Even though Mr S never did directly answer my question about what a private income entailed, he certainly gave me the information about what a private income really meant. The nuts and bolts of how to achieve a private income would come later, but without Mr S’s wise framing of what wealth is meant to be about, the details of how to achieve a private income would be pointless and meaningless.

Private Income – Found

These days, if you google “private income” you’ll not get too many useful hits. However, the internet is jammed packed full of other modern financial terminology like passive income, FIRE, FI, earn-while-you-sleep, value investing, wealth via frugality, or by trading futures or some other commodity, leverage, stock market, mutual funds, ETFs, crypto – some of it very useful, some of it snake oil, much of it written by someone funneling us to purchase or just plain not qualified to comment on the subject from a experiential premise.

Whilst there is certainly some excellent facts out there, much of it is noise – noise that changes its pitch and tune depending on the prevailing news. I’m certain I’ve read most of it over the last 20 years …. well at any rate, it sure feels like I have!

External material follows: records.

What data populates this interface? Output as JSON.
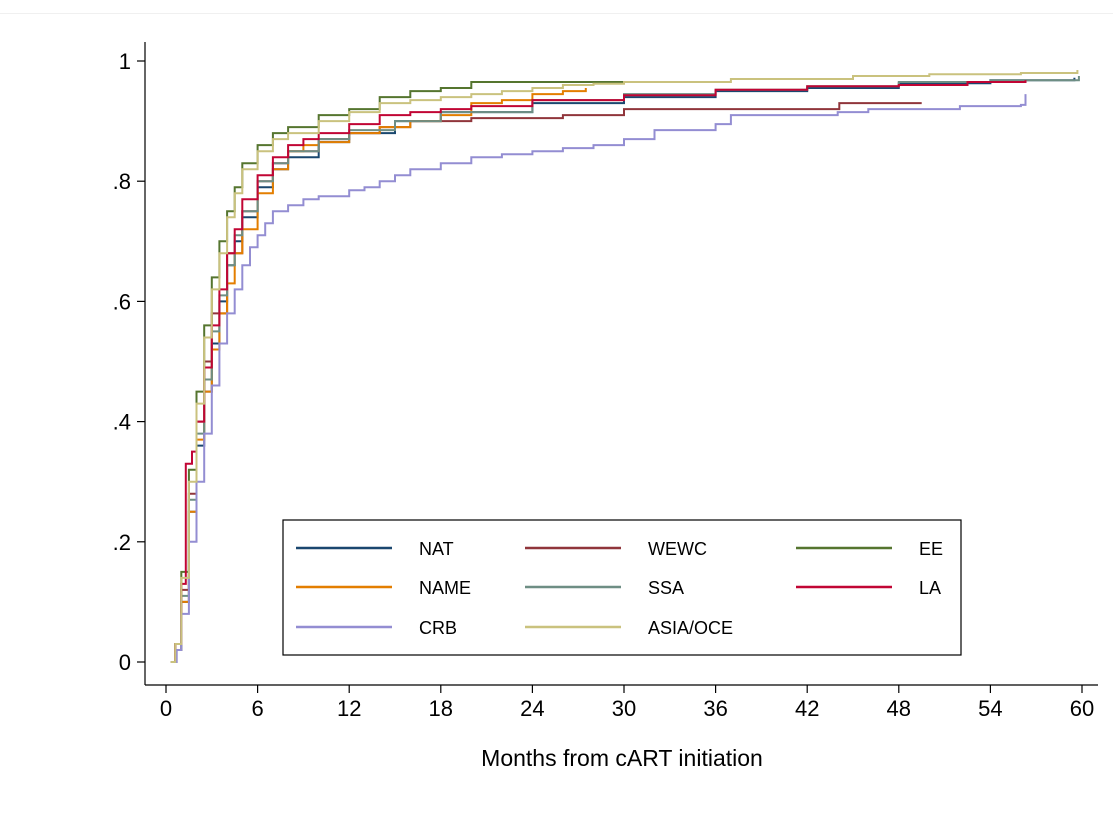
{
  "chart_data": {
    "type": "line",
    "title": "",
    "xlabel": "Months from cART initiation",
    "ylabel": "",
    "xlim": [
      0,
      60
    ],
    "ylim": [
      0,
      1
    ],
    "x_ticks": [
      0,
      6,
      12,
      18,
      24,
      30,
      36,
      42,
      48,
      54,
      60
    ],
    "x_tick_labels": [
      "0",
      "6",
      "12",
      "18",
      "24",
      "30",
      "36",
      "42",
      "48",
      "54",
      "60"
    ],
    "y_ticks": [
      0,
      0.2,
      0.4,
      0.6,
      0.8,
      1
    ],
    "y_tick_labels": [
      "0",
      ".2",
      ".4",
      ".6",
      ".8",
      "1"
    ],
    "grid": false,
    "legend_position": "bottom-inside",
    "series": [
      {
        "name": "NAT",
        "color": "#1a476f",
        "points": [
          [
            0.3,
            0
          ],
          [
            0.6,
            0.02
          ],
          [
            1,
            0.1
          ],
          [
            1.5,
            0.25
          ],
          [
            2,
            0.36
          ],
          [
            2.5,
            0.45
          ],
          [
            3,
            0.53
          ],
          [
            3.5,
            0.6
          ],
          [
            4,
            0.66
          ],
          [
            4.5,
            0.7
          ],
          [
            5,
            0.74
          ],
          [
            6,
            0.79
          ],
          [
            7,
            0.82
          ],
          [
            8,
            0.84
          ],
          [
            10,
            0.865
          ],
          [
            12,
            0.88
          ],
          [
            15,
            0.9
          ],
          [
            18,
            0.915
          ],
          [
            24,
            0.93
          ],
          [
            30,
            0.94
          ],
          [
            36,
            0.95
          ],
          [
            42,
            0.955
          ],
          [
            48,
            0.963
          ],
          [
            54,
            0.968
          ],
          [
            59.5,
            0.972
          ]
        ]
      },
      {
        "name": "WEWC",
        "color": "#90353b",
        "points": [
          [
            0.3,
            0
          ],
          [
            0.6,
            0.03
          ],
          [
            1,
            0.12
          ],
          [
            1.5,
            0.28
          ],
          [
            2,
            0.4
          ],
          [
            2.5,
            0.5
          ],
          [
            3,
            0.58
          ],
          [
            4,
            0.68
          ],
          [
            5,
            0.75
          ],
          [
            6,
            0.8
          ],
          [
            7,
            0.83
          ],
          [
            8,
            0.85
          ],
          [
            10,
            0.87
          ],
          [
            12,
            0.88
          ],
          [
            14,
            0.89
          ],
          [
            16,
            0.9
          ],
          [
            20,
            0.905
          ],
          [
            26,
            0.91
          ],
          [
            27,
            0.91
          ],
          [
            30,
            0.92
          ],
          [
            36,
            0.92
          ],
          [
            44,
            0.92
          ],
          [
            44.1,
            0.93
          ],
          [
            49.5,
            0.93
          ]
        ]
      },
      {
        "name": "EE",
        "color": "#55752f",
        "points": [
          [
            0.3,
            0
          ],
          [
            0.6,
            0.03
          ],
          [
            1,
            0.15
          ],
          [
            1.5,
            0.32
          ],
          [
            2,
            0.45
          ],
          [
            2.5,
            0.56
          ],
          [
            3,
            0.64
          ],
          [
            3.5,
            0.7
          ],
          [
            4,
            0.75
          ],
          [
            4.5,
            0.79
          ],
          [
            5,
            0.83
          ],
          [
            6,
            0.86
          ],
          [
            7,
            0.88
          ],
          [
            8,
            0.89
          ],
          [
            10,
            0.91
          ],
          [
            12,
            0.92
          ],
          [
            14,
            0.94
          ],
          [
            16,
            0.95
          ],
          [
            18,
            0.955
          ],
          [
            20,
            0.965
          ],
          [
            25,
            0.965
          ],
          [
            33.5,
            0.965
          ]
        ]
      },
      {
        "name": "NAME",
        "color": "#e37e00",
        "points": [
          [
            0.3,
            0
          ],
          [
            0.6,
            0.02
          ],
          [
            1,
            0.1
          ],
          [
            1.5,
            0.25
          ],
          [
            2,
            0.37
          ],
          [
            2.5,
            0.45
          ],
          [
            3,
            0.52
          ],
          [
            3.5,
            0.58
          ],
          [
            4,
            0.63
          ],
          [
            4.5,
            0.68
          ],
          [
            5,
            0.72
          ],
          [
            6,
            0.78
          ],
          [
            7,
            0.82
          ],
          [
            8,
            0.85
          ],
          [
            9,
            0.86
          ],
          [
            10,
            0.865
          ],
          [
            12,
            0.88
          ],
          [
            14,
            0.89
          ],
          [
            16,
            0.9
          ],
          [
            18,
            0.91
          ],
          [
            20,
            0.93
          ],
          [
            22,
            0.935
          ],
          [
            24,
            0.945
          ],
          [
            26,
            0.95
          ],
          [
            27.5,
            0.955
          ]
        ]
      },
      {
        "name": "SSA",
        "color": "#6e8e84",
        "points": [
          [
            0.3,
            0
          ],
          [
            0.6,
            0.02
          ],
          [
            1,
            0.11
          ],
          [
            1.5,
            0.27
          ],
          [
            2,
            0.38
          ],
          [
            2.5,
            0.47
          ],
          [
            3,
            0.55
          ],
          [
            3.5,
            0.61
          ],
          [
            4,
            0.66
          ],
          [
            4.5,
            0.71
          ],
          [
            5,
            0.75
          ],
          [
            6,
            0.8
          ],
          [
            7,
            0.83
          ],
          [
            8,
            0.85
          ],
          [
            10,
            0.87
          ],
          [
            12,
            0.885
          ],
          [
            15,
            0.9
          ],
          [
            18,
            0.915
          ],
          [
            24,
            0.935
          ],
          [
            30,
            0.945
          ],
          [
            36,
            0.952
          ],
          [
            42,
            0.958
          ],
          [
            48,
            0.965
          ],
          [
            54,
            0.968
          ],
          [
            59.8,
            0.975
          ]
        ]
      },
      {
        "name": "LA",
        "color": "#c10534",
        "points": [
          [
            0.3,
            0
          ],
          [
            0.6,
            0.03
          ],
          [
            1,
            0.13
          ],
          [
            1.3,
            0.33
          ],
          [
            1.7,
            0.35
          ],
          [
            2,
            0.4
          ],
          [
            2.5,
            0.49
          ],
          [
            3,
            0.56
          ],
          [
            3.5,
            0.62
          ],
          [
            4,
            0.68
          ],
          [
            4.5,
            0.72
          ],
          [
            5,
            0.77
          ],
          [
            6,
            0.81
          ],
          [
            7,
            0.84
          ],
          [
            8,
            0.86
          ],
          [
            9,
            0.87
          ],
          [
            10,
            0.88
          ],
          [
            12,
            0.895
          ],
          [
            14,
            0.91
          ],
          [
            16,
            0.915
          ],
          [
            18,
            0.92
          ],
          [
            20,
            0.925
          ],
          [
            24,
            0.935
          ],
          [
            30,
            0.943
          ],
          [
            36,
            0.952
          ],
          [
            42,
            0.958
          ],
          [
            48,
            0.96
          ],
          [
            52,
            0.96
          ],
          [
            52.5,
            0.965
          ],
          [
            56,
            0.965
          ],
          [
            56.3,
            0.968
          ]
        ]
      },
      {
        "name": "CRB",
        "color": "#938dd2",
        "points": [
          [
            0.3,
            0
          ],
          [
            0.7,
            0.02
          ],
          [
            1,
            0.08
          ],
          [
            1.5,
            0.2
          ],
          [
            2,
            0.3
          ],
          [
            2.5,
            0.38
          ],
          [
            3,
            0.46
          ],
          [
            3.5,
            0.53
          ],
          [
            4,
            0.58
          ],
          [
            4.5,
            0.62
          ],
          [
            5,
            0.66
          ],
          [
            5.5,
            0.69
          ],
          [
            6,
            0.71
          ],
          [
            6.5,
            0.73
          ],
          [
            7,
            0.75
          ],
          [
            8,
            0.76
          ],
          [
            9,
            0.77
          ],
          [
            10,
            0.775
          ],
          [
            12,
            0.785
          ],
          [
            13,
            0.79
          ],
          [
            14,
            0.8
          ],
          [
            15,
            0.81
          ],
          [
            16,
            0.82
          ],
          [
            18,
            0.83
          ],
          [
            20,
            0.84
          ],
          [
            22,
            0.845
          ],
          [
            24,
            0.85
          ],
          [
            26,
            0.855
          ],
          [
            28,
            0.86
          ],
          [
            30,
            0.87
          ],
          [
            32,
            0.885
          ],
          [
            36,
            0.895
          ],
          [
            37,
            0.91
          ],
          [
            42,
            0.91
          ],
          [
            44,
            0.915
          ],
          [
            46,
            0.92
          ],
          [
            52,
            0.925
          ],
          [
            56,
            0.927
          ],
          [
            56.3,
            0.945
          ]
        ]
      },
      {
        "name": "ASIA/OCE",
        "color": "#cac27e",
        "points": [
          [
            0.3,
            0
          ],
          [
            0.6,
            0.03
          ],
          [
            1,
            0.14
          ],
          [
            1.5,
            0.3
          ],
          [
            2,
            0.43
          ],
          [
            2.5,
            0.54
          ],
          [
            3,
            0.62
          ],
          [
            3.5,
            0.68
          ],
          [
            4,
            0.74
          ],
          [
            4.5,
            0.78
          ],
          [
            5,
            0.82
          ],
          [
            6,
            0.85
          ],
          [
            7,
            0.87
          ],
          [
            8,
            0.88
          ],
          [
            10,
            0.9
          ],
          [
            12,
            0.915
          ],
          [
            14,
            0.93
          ],
          [
            16,
            0.935
          ],
          [
            18,
            0.94
          ],
          [
            20,
            0.945
          ],
          [
            22,
            0.95
          ],
          [
            24,
            0.955
          ],
          [
            26,
            0.96
          ],
          [
            28,
            0.962
          ],
          [
            30,
            0.965
          ],
          [
            37,
            0.97
          ],
          [
            45,
            0.975
          ],
          [
            50,
            0.978
          ],
          [
            56,
            0.98
          ],
          [
            59.7,
            0.985
          ]
        ]
      }
    ]
  }
}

A private income is not a single definable thing. Yes, it incorporates the concepts of true passive income, yet I hesitate to label it as just passive income as the modern meaning and application of passive income is swiftly morphing into something unwholesome that smells of get-rich-quick and no-effort-required. A private income is certainly not that, it is so much more.

The meaning of a private income is to be found in the lives, businesses, investments, causes, money habits and life views of unassuming old-money individuals. These old-money people and families rarely write blogs, publish books or give lectures about their private incomes. Why not? Because nobody is interested! At first glance, the concepts of creating a private income look utterly unsexy, mundane and plain boring – boring like the ugly rough shell of a pearl oyster, dull and dusty like the uncut opal, muddy and dirty like gold lode or inaccessible and full of sludge like an oil well. Most people will walk on by.

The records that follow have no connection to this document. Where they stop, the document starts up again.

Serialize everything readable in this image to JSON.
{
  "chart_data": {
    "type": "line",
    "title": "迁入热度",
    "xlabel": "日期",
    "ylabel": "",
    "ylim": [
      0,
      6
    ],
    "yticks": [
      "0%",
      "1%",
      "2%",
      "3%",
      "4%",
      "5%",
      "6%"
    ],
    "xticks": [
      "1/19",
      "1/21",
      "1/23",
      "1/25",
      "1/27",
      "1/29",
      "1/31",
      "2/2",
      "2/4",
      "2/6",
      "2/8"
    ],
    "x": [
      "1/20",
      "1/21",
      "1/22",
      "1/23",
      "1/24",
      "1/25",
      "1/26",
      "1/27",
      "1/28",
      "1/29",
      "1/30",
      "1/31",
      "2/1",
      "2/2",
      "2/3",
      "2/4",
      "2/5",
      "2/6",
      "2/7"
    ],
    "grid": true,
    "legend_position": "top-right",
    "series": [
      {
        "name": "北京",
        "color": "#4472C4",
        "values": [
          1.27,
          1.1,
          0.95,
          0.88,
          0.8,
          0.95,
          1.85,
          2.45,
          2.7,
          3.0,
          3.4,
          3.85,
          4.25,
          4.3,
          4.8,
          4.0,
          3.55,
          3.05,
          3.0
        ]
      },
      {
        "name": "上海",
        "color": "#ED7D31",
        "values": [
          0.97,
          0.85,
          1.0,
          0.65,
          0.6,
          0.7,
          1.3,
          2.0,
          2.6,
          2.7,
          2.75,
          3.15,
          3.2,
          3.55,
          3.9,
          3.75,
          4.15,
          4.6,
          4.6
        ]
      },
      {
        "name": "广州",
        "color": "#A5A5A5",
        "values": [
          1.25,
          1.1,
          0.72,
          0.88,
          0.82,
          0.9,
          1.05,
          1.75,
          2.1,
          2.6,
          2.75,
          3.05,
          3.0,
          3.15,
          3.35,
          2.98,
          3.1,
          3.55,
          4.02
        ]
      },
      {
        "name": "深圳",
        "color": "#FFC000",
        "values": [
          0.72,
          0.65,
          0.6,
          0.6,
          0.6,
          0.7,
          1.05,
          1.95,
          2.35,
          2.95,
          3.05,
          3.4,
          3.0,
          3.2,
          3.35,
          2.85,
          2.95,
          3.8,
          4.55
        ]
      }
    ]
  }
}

The fact is that private income people and the knowledge about how to create and maintain a private income are hidden in plain sight. It is likely to remain that way too because most people are not willing to shuck the oyster to harvest the pearl – they just want to buy the pearl for money they earned at a job.

A Private Income – What We Get

In essence, a private income gives its holders the following:-

  1. A steady reliable flow of real cash from more than one source, with little to no ongoing input from us.
  2. This cash flow covers all our basic needs and living costs as a minimum.
  3. A cash flow outlives us and will continue in perpetuum and nurture future generations.
  4. The freedom to no longer have to think about where the money is coming from.
  5. Assets in the background that quietly hold or increase their value in perpetuum, whilst still creating tangible liquid profits.
  6. The freedom to spend our life in a meaningful way that improves our families and society.
  7. The freedom to purposefully follow a career, or build business, or create a product, or develop a service that directly contributes to society.
  8. The larger the cash flow from a private income, the wider its uses besides just our own needs.
  9. An environment to create a mature purposeful life, without the bulk of our time dedicated to working to pay the bills and fund our spending habits.
  10. A private income allows us the priceless commodity of personal privacy.

I discovered the actual practicalities of creating a private income later in life. Yes, if these practicalities were discovered earlier and applied at the time, my private income life would have happened sooner. However, I fully believe the benefits of a private income, even in part, are deeply meaningful and worthwhile.  That’s why I’m sharing what I know as I learn it and apply it. 

Building and having a private income is at the peak of becoming a mature adult.

Only when we cease to become reliant on a job for our basic needs in the same way a child grows to no longer rely on their parents for food, clothing and shelter.

Most will walk on by the topic of building a private income, I know that, but the information is here free for all regardless.